Uproar ensued. Only Crichton, in his stiff black butlering garb, remained impassive; this should come as no surprise, of course, as good butlers are always totally unflappable, and Crichton was a very good butler indeed. As for the rest of the inhabitants, however... well, none of them were butlers. The Chuffersleigh sisters both screamed frightfully, doing nothing to improve their porcine images; Louise and Lydia swivelled in their seats like hawks catching sight of a rabbit and glared at the muddied figure standing proudly at the window; Maxwell, who had been about to take a swig of his tea, managed to miss his mouth and pour hot liquid all over his lap (not that this should too badly curtail the social life of a vicar). For her part, Louisa was furious, and rose up from her chair like a Fury ready to rip Orestes a new orifice.

She strode over to the window, her dress playing out behind her in waves as inexorable as those of the sea. The effect was only slightly spoiled as they caught the table and knocked the cakes and platter to the flaw; but strong-minded as ever, Louisa didn’t even notice.

The window was raised, and the gardener’s smile became fixed as the rest of his face retreated rapidly.
“How dare you! How dare you come up to the house, you wretched, uncouth man! I don’t know why I ever employed you, you heathen oaf! Get out of my sight this instant!”

Exhausted from her overuse of exclamation marks, she turned again and sat back in her chair, a single strand of hair falling out of place and over her face. The gardener stood shocked for an instant, then, his smile now resembling a death mask, walked back across the pristine lawn towards the coppice of trees which lay at the back of the garden.

The drama over, normality was restored.
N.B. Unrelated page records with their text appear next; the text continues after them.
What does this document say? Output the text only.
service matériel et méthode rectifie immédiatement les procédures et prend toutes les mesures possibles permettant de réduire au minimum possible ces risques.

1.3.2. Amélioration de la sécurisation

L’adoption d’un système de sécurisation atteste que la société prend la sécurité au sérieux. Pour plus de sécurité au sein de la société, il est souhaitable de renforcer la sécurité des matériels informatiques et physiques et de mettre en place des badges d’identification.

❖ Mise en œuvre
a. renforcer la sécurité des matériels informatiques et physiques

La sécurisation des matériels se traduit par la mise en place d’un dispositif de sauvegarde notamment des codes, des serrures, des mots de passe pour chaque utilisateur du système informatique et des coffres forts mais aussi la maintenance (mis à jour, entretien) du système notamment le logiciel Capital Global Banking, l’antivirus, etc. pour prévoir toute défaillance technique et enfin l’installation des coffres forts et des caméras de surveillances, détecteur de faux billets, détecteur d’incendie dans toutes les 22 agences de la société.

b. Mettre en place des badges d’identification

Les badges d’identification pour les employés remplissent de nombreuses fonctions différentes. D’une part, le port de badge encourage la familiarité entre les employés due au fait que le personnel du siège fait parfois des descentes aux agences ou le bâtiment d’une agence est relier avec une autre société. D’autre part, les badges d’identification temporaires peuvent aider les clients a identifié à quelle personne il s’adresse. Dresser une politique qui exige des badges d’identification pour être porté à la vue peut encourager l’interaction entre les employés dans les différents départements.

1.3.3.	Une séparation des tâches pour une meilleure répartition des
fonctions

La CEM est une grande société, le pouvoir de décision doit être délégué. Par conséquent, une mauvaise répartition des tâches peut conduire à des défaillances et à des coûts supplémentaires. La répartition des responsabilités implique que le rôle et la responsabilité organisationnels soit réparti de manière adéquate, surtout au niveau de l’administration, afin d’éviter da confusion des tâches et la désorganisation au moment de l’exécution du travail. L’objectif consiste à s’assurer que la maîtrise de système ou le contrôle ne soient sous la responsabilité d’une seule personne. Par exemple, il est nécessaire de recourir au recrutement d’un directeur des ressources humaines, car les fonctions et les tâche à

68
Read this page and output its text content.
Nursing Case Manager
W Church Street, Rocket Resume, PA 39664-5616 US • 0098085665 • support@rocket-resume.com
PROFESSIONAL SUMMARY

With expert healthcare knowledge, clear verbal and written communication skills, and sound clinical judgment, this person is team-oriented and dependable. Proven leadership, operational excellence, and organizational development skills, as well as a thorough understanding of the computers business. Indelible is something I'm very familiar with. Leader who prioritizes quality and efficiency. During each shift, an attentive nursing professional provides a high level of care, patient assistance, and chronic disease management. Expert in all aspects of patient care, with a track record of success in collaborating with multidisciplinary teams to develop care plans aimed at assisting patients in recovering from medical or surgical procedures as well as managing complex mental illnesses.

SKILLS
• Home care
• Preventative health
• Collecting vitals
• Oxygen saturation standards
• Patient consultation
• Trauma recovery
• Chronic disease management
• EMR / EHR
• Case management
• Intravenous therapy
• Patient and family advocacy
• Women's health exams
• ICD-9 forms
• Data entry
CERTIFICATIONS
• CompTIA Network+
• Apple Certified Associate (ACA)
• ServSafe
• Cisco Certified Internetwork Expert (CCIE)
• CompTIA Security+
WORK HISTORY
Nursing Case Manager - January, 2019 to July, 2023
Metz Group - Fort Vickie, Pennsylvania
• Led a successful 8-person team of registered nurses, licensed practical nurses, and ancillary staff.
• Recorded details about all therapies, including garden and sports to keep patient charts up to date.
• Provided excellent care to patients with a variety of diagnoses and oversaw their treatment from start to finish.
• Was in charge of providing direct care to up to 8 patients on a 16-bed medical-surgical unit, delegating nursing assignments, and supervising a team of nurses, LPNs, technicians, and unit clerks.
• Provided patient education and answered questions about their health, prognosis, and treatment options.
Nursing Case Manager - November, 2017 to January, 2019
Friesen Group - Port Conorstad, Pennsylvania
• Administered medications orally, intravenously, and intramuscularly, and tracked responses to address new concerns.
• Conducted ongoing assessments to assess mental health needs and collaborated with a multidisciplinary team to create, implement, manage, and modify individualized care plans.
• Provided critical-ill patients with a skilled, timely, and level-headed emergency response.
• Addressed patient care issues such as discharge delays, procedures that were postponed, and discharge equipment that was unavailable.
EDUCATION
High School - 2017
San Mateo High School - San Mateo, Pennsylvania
Everyone returned to their state of expectant inertia, except for Crichton, who began to mop up a still shaken Maxwell.

“I really am most dreadfully sorry,” said the Reverend. “I can’t think what came over me...”

“No matter, sir. I am used to serving people with drinking problems.” Crichton replied, and then, impassively, resumed his vigil over the proceedings. If you looked closely, however, you might see in his eyes, beneath their empty, glassy stare, a slight hint of derision, and an even fainter hint of suspicion as he watched the gardener break into a fast trot over the grass.